Der Experte arbeitet mit dem Modell der „Deeskalationstreppe“. Stufe 1: Sensibilisierung. „Seien Sie aufmerksam“, forderte Drath seine Zuhörer auf. Wer nicht erkenne, dass eine Situation gefährlich ist, sei bereits meistens verloren. Sich einen Überblick zu verschaffen, sei die zweite Stufe. „Gucken Sie zu allererst auf die Hände.“ Ist da eine Waffe? Das muss kein Messer sein. Auch mit einer Bierflasche kann Schlimmes angerichtet werden.
Die dritte Stufe: Distanz. „Mindestens eine Beinlänge“, so Drath. Wenn das Gegenüber ein Messer hat, seien mindestens sieben Meter nötig. Wichtig sei auch der Stand: „Stellen Sie sich so hin, dass sie jederzeit blitzschnell bewegungsfähig sind“, riet der Profi.
Auf Stufe 4 der Deeskalationstreppe: Kommunikation. „Gehen Sie auf den Aggressor ein und bauen Sie zur Not Legenden auf“, riet Kommissar Drath den Tecklenburger Stadtmitarbeitern. „Erzählen Sie irgendwas, was ihr Gegenüber dazu bewegen könnte, sich zu beruhigen.“ Eine solche Legende eröffne dann bestenfalls die Möglichkeit, der bedrohlichen Situation zu entkommen.

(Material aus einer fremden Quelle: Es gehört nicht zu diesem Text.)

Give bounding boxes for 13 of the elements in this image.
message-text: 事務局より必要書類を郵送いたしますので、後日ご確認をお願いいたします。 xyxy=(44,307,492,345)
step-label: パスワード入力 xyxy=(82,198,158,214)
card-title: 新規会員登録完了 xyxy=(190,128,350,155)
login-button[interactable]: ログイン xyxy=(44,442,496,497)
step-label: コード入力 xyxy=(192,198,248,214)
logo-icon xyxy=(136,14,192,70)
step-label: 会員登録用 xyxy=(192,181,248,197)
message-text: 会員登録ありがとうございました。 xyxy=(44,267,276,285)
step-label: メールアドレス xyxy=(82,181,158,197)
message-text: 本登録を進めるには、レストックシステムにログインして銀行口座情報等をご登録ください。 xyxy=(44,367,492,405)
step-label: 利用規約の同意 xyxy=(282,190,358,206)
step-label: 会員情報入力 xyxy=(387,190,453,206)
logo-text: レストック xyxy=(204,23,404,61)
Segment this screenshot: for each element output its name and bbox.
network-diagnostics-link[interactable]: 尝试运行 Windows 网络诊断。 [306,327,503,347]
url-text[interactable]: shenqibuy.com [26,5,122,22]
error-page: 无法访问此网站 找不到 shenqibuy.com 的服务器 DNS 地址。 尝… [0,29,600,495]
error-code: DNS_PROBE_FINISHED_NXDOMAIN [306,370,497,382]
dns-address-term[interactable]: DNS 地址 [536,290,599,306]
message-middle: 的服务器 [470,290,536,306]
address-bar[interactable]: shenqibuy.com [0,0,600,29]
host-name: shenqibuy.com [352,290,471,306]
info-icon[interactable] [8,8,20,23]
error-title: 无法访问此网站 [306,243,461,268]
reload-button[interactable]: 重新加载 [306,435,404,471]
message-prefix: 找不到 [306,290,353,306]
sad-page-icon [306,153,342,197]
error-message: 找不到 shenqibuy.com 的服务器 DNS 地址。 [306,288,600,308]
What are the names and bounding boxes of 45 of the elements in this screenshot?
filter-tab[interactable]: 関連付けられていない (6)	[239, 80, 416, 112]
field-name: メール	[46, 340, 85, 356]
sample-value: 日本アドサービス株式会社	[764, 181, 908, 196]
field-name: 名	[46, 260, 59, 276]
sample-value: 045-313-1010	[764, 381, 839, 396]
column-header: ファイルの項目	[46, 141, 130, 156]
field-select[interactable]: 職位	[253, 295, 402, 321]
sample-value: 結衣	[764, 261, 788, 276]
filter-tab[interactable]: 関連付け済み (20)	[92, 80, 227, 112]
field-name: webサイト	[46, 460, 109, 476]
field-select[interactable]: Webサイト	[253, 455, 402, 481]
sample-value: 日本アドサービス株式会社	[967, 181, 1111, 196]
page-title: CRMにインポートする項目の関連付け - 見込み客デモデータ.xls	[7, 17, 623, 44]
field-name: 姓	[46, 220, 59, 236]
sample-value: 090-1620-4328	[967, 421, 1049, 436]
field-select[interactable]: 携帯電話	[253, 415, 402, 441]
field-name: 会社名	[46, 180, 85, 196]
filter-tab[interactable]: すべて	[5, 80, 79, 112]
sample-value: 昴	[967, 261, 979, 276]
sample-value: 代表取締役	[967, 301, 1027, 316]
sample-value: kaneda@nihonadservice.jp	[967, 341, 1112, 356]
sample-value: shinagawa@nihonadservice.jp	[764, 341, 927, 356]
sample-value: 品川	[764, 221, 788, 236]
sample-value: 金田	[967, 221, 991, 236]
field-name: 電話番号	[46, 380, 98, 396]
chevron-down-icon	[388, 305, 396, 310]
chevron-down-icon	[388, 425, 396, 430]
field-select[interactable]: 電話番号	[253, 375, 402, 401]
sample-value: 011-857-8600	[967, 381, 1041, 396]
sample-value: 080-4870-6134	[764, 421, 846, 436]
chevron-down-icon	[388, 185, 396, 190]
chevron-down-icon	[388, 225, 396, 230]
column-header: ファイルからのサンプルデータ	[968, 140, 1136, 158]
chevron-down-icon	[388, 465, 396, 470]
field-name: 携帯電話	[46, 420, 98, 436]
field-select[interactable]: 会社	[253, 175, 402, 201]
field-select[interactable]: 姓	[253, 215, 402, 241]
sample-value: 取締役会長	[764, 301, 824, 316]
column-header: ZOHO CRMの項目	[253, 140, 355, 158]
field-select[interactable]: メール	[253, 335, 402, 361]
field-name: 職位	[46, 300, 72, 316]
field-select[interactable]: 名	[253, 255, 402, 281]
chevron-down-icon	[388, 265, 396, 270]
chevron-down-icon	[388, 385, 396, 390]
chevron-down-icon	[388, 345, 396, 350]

Wenn alles nichts nützt und es nicht möglich sei, sich der Gefahr zu entziehen, müsse auf Stufe 5 versucht werden, mittels einfacher körperlicher Gewalt die eigene Gesundheit zu schützen.
Das Allerbeste sei aber immer, sofort über „110“ die Polizei zu rufen, wenn die Situation nicht gelöst werden kann, so Drath – und das besser einmal zu oft als einmal zu wenig.
In der Hoffnung, die „Deeskalationstreppe“ niemals anwenden zu müssen, begaben sich die Mitar-beiter der Stadt Tecklenburg nach der Veranstaltung wieder an ihre Arbeitsplätze – für gefährliche Situationen aber besser gerüstet als vorher.